Segalah daya upaya didulang dalam optimis dan satu harap bersama demi terwujudnya kegitan luar biasa ini. Terlihat antusias dedikasi luar biasa yang nampak dalam diri para mahasiswa dan formator akedemik sekalian. Pemilu yang ideal merupakan akar yang sehat bagi pertumbuhan dan perkembangan negara tercinta. Inilah saatnya putra-putri Ki Hajar Dewantara bersuara melalui ilmunya, mewujudkan harap dan cita-cita tanah air tercinta.
Maksud dan tujuan mulia di atas BERHASIL terealisasikan dalam wujud aktifitas kegiatan dan perlombaan dalam rana ilmiah dan kesenian, terhitung dari tanggal 10-21 April 2018. Pada celah-celah kegiatan, nilai-nilai positif terus disuarakan agar mahasiswa ikut dalam upaya mendukung tercapainya pemilu yang demokratis. Mempraktekan segalah teori dan ilmu yang didapat dalam praktek dan aksi nyata peduli negara.
Pisma bukan sekadar kegiatan tanpa makna, atau acara seremonial belaka sebagai pencitraan kampus atau organisasi sema universitas yang berkualitas. Kegiatan yang diselenggarakan oleh para mahasiswa ini merupakan wujud dari percikan api semangat para generasi muda, masa depan bangsa dalam membangung negara tercinta. Giat menyuarakan revolusi mental dan nilai kemanusiaan yang lebih bermartabat itulah keutamaan, Universitas Widya Mandira menunjukan bahwa sebagai warga negara yang baik wajib ikut mengambil bagian dalam upaya mewujudkan kesejahteraan masyarakat.

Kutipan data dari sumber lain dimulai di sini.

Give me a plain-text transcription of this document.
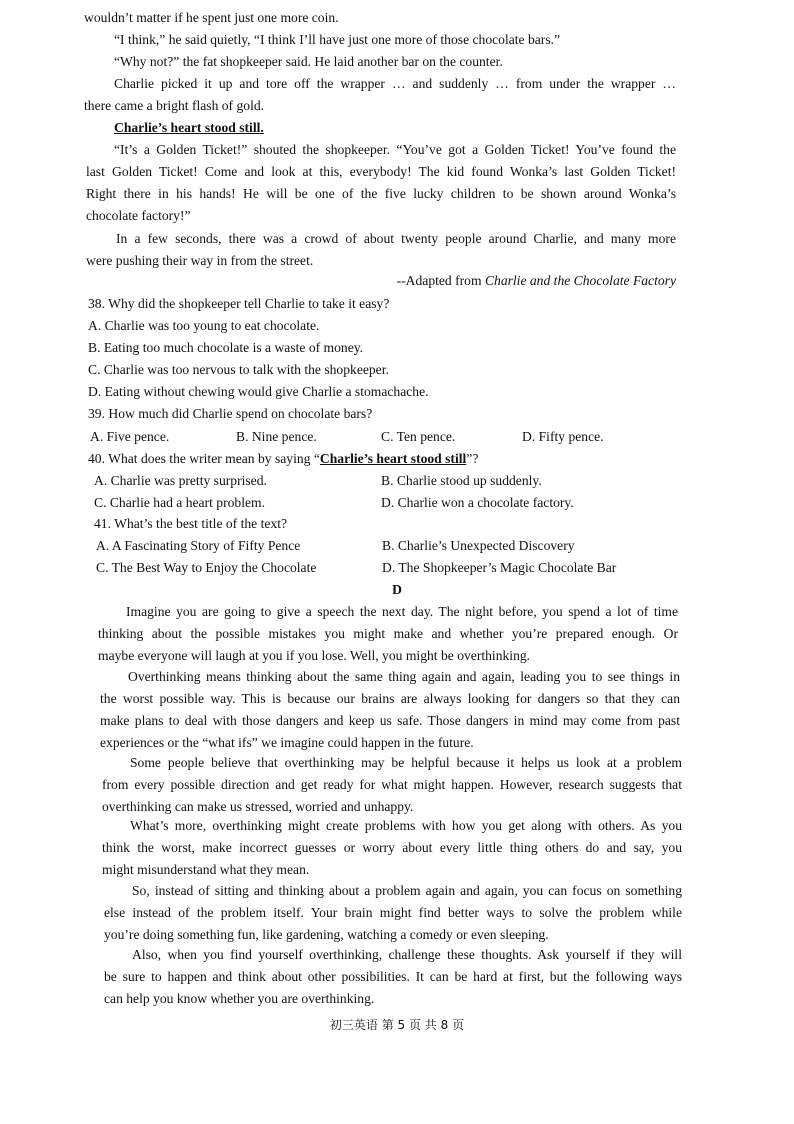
wouldn’t matter if he spent just one more coin.
“I think,” he said quietly, “I think I’ll have just one more of those chocolate bars.”
“Why not?” the fat shopkeeper said. He laid another bar on the counter.
Charlie picked it up and tore off the wrapper … and suddenly … from under the wrapper …
there came a bright flash of gold.
Charlie’s heart stood still.
“It’s a Golden Ticket!” shouted the shopkeeper. “You’ve got a Golden Ticket! You’ve found the
last Golden Ticket! Come and look at this, everybody! The kid found Wonka’s last Golden Ticket!
Right there in his hands! He will be one of the five lucky children to be shown around Wonka’s
chocolate factory!”
In a few seconds, there was a crowd of about twenty people around Charlie, and many more
were pushing their way in from the street.
--Adapted from Charlie and the Chocolate Factory
38. Why did the shopkeeper tell Charlie to take it easy?
A. Charlie was too young to eat chocolate.
B. Eating too much chocolate is a waste of money.
C. Charlie was too nervous to talk with the shopkeeper.
D. Eating without chewing would give Charlie a stomachache.
39. How much did Charlie spend on chocolate bars?
A. Five pence.	B. Nine pence.	C. Ten pence.	D. Fifty pence.
40. What does the writer mean by saying “Charlie’s heart stood still”?
A. Charlie was pretty surprised.	B. Charlie stood up suddenly.
C. Charlie had a heart problem.	D. Charlie won a chocolate factory.
41. What’s the best title of the text?
A. A Fascinating Story of Fifty Pence	B. Charlie’s Unexpected Discovery
C. The Best Way to Enjoy the Chocolate	D. The Shopkeeper’s Magic Chocolate Bar
D
Imagine you are going to give a speech the next day. The night before, you spend a lot of time
thinking about the possible mistakes you might make and whether you’re prepared enough. Or
maybe everyone will laugh at you if you lose. Well, you might be overthinking.
Overthinking means thinking about the same thing again and again, leading you to see things in
the worst possible way. This is because our brains are always looking for dangers so that they can
make plans to deal with those dangers and keep us safe. Those dangers in mind may come from past
experiences or the “what ifs” we imagine could happen in the future.
Some people believe that overthinking may be helpful because it helps us look at a problem
from every possible direction and get ready for what might happen. However, research suggests that
overthinking can make us stressed, worried and unhappy.
What’s more, overthinking might create problems with how you get along with others. As you
think the worst, make incorrect guesses or worry about every little thing others do and say, you
might misunderstand what they mean.
So, instead of sitting and thinking about a problem again and again, you can focus on something
else instead of the problem itself. Your brain might find better ways to solve the problem while
you’re doing something fun, like gardening, watching a comedy or even sleeping.
Also, when you find yourself overthinking, challenge these thoughts. Ask yourself if they will
be sure to happen and think about other possibilities. It can be hard at first, but the following ways
can help you know whether you are overthinking.
初三英语 第 5 页 共 8 页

Dalam porsi genarasi terdidik, adalah menjadi kesempatan bagi para mahasiswa untuk membantu pemerintah menyuarakan kebaikan. Meratas paham anomianisme dalam kehidupan bersama. Berjuang untuk memulainya dari dalam diri, yang berlanjut pada lingkup eksternal dan bermuara pada tanah air tercinta. Demokrasi akan tercipta bila semua masyarakat Indonesia memiliki kepedulian tersendiri terhadap nilai dan norma yang terkemas dalam 4 konsesus nasional (Pancasila, UUD 1945, NKRI, Bhineka Tunggal Ika).
Hukum dan aturan harus selalu mengikat kebebasan tiap individu, terutama para penerus bangsa yang adalah promotor kemerdekaan. Demokrasi harus selalu junjung tinggi, demi kemajuan yang bernilai. Masyarakat harus tetap menjadi pemilik kekuasaan bukan objek untuk ditindas. Salam Demokrasi_Unwira untuk Indonesia.